What I have noticed, is when people stop caring, the people around us stop caring.
Theres a chain reaction when someone gives up on something or stops caring. It doesn't only effect that one person but seems to be a chain reaction that effects everything in that persons life including the people around them.
I do have to say I have been feeling this way. I feel shut out, disregarded or not mattered in several areas of my life. I am trying to take control but I feel I have given up. I am sick of the stress, I don't need this in my life. As soon as I try to better myself I get knocked down and this week has been pushing me but I kept getting back up,but last night was the straw, I was blown back and knocked down and still on the ground, giving up. This is where I usually fail. in dieting. something like this happens and I start emotionally eating.

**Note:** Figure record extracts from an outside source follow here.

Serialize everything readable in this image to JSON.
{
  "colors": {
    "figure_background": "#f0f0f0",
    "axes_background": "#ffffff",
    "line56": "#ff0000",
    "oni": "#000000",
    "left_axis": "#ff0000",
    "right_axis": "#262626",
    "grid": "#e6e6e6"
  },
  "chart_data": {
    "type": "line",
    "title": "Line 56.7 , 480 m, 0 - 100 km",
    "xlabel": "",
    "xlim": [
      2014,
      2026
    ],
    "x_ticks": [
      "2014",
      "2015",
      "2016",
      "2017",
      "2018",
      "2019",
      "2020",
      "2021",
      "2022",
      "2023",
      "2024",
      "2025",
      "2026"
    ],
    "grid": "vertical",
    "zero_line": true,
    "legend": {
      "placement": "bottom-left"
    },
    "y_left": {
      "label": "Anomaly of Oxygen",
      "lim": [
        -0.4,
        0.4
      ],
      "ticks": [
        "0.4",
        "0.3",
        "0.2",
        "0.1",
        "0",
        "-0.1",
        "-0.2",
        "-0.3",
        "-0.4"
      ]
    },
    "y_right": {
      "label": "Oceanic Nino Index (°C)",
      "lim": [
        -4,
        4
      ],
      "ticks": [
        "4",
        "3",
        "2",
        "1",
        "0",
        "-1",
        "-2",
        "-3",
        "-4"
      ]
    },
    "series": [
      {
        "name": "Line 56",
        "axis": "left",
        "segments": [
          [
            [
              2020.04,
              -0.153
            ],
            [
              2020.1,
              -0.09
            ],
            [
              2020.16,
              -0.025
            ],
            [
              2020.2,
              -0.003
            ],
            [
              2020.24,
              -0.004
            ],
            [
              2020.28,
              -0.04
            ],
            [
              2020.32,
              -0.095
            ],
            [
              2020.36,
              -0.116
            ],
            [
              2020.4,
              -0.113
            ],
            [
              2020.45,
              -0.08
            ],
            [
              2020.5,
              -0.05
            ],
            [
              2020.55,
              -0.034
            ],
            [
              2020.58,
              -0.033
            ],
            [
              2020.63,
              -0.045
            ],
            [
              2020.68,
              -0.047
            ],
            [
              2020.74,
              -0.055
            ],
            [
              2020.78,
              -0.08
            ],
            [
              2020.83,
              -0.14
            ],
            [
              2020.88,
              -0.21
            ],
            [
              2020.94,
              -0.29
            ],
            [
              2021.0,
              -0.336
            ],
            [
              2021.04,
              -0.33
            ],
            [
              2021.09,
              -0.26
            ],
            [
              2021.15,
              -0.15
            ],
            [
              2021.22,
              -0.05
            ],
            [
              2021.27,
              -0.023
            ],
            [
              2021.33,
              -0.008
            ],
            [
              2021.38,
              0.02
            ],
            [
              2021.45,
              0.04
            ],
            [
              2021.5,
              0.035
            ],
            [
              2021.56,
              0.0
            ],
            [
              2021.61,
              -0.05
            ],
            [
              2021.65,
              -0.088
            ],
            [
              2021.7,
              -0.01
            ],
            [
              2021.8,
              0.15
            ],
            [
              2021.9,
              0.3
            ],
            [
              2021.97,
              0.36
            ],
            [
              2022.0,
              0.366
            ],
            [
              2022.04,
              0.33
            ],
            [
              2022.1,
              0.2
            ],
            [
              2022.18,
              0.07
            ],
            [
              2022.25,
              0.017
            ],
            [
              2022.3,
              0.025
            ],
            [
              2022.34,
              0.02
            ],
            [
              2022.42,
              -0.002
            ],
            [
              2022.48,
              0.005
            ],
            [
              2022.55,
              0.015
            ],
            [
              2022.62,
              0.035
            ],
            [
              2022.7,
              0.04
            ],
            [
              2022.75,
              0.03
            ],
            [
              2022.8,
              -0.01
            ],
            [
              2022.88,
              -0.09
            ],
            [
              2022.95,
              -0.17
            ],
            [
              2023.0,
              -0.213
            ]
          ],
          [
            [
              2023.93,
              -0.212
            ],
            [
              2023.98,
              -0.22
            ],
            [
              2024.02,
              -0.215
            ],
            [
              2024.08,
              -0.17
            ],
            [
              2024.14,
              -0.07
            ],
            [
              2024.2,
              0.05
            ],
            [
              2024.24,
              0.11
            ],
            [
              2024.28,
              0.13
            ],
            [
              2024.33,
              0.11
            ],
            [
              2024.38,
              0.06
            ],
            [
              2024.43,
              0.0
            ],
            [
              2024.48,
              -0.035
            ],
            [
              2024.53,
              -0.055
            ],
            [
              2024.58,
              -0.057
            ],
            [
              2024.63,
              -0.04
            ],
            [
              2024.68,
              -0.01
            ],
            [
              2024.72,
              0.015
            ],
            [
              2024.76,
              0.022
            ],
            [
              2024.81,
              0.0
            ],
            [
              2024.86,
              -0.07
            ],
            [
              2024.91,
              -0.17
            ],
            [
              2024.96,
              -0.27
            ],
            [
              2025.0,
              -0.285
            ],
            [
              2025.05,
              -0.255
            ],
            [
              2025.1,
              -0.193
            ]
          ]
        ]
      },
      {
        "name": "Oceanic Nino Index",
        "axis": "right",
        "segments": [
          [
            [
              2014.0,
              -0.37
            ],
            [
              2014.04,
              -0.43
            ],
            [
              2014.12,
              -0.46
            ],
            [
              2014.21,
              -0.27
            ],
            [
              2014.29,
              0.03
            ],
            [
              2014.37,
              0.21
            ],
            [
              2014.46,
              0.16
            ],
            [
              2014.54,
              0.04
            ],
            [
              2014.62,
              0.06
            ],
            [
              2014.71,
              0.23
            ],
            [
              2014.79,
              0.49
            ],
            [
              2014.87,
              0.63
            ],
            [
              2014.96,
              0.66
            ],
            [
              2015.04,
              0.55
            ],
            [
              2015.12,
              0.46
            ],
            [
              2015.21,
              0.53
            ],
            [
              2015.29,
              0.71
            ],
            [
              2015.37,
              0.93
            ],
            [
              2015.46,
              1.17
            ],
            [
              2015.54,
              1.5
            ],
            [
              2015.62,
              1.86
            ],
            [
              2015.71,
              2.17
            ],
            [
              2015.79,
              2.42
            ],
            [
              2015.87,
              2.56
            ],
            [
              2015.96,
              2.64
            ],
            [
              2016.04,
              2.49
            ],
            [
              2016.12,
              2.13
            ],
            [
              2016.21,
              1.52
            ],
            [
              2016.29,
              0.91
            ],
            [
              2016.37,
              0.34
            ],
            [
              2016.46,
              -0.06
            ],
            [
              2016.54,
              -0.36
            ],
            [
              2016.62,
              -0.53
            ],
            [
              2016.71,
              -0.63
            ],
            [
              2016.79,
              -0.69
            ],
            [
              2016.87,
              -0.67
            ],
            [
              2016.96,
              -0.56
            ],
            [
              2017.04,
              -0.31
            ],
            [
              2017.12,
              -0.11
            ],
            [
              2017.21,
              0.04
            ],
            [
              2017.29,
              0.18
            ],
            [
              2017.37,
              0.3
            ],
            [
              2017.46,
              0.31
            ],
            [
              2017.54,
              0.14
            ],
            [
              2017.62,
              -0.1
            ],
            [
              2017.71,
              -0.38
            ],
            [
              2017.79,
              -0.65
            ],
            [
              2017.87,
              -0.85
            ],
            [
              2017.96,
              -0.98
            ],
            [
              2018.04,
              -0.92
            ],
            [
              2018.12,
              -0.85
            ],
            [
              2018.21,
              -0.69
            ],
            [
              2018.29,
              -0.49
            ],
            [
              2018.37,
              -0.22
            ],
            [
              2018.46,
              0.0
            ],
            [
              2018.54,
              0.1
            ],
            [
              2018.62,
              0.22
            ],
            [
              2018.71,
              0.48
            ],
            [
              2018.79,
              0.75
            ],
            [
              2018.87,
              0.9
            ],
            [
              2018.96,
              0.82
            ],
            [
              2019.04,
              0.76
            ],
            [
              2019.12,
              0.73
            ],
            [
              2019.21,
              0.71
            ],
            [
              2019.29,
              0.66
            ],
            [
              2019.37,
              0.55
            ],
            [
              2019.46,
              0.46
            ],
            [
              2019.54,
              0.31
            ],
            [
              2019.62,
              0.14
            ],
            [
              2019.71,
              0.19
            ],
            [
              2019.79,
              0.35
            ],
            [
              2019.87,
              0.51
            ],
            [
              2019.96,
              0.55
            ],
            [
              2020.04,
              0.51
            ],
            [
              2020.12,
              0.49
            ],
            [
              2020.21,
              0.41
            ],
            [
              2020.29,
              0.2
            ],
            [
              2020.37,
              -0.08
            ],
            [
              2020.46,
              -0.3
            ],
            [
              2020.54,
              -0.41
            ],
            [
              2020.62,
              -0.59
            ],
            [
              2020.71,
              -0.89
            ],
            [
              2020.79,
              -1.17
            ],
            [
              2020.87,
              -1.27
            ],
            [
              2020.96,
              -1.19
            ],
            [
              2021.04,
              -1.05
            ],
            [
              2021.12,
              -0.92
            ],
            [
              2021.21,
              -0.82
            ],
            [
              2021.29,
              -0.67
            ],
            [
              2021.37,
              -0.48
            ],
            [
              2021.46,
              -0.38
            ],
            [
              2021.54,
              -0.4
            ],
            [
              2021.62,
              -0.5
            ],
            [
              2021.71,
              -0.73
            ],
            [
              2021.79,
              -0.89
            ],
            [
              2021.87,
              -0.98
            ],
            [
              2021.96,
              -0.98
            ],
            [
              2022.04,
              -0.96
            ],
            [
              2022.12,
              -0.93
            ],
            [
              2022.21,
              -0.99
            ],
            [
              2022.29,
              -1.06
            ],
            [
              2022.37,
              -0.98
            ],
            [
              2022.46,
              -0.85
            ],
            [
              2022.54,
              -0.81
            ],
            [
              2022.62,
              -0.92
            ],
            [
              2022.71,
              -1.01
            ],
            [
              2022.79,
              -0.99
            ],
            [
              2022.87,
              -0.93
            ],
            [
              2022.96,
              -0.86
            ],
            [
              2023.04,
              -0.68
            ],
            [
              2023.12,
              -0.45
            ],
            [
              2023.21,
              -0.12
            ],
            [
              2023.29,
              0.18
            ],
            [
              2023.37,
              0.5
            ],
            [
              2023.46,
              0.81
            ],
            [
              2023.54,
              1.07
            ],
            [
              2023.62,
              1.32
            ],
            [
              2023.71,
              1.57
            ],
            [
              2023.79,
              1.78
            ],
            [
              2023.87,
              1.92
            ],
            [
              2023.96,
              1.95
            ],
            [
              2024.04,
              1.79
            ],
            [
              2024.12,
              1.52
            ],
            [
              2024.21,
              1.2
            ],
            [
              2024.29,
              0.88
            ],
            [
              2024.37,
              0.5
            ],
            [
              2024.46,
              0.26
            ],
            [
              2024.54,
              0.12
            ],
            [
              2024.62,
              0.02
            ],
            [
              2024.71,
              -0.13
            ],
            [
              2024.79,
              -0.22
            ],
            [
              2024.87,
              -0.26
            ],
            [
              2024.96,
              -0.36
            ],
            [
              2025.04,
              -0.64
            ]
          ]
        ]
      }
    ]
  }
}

Last night I tried to exercise and only got 2 miles on the elliptical I was so upset. After I put my son to bed I drowned myself in my covers and read a book until I was to tired to read any more. I stayed away from the kitchen because I knew I was so heart broken I would have ate everything in my pantry last night. This morning I took the dog for a mile walk and was conteplating a huge change in my life to get rid of everything and start over . I think sometimes we think of doing this, forgetting about the things we currently, and have to try to full fill the need of what we really need. So today I am taking a break from working out to figure out what changes I need to make or If i just need time to bounce back up. I cant take too much time as I have my trainer tomorrow. But today if i work out it will not be productive, I am planning however to stay away from food unless its in my plan for today. I cant lose this now. I am stronger than that.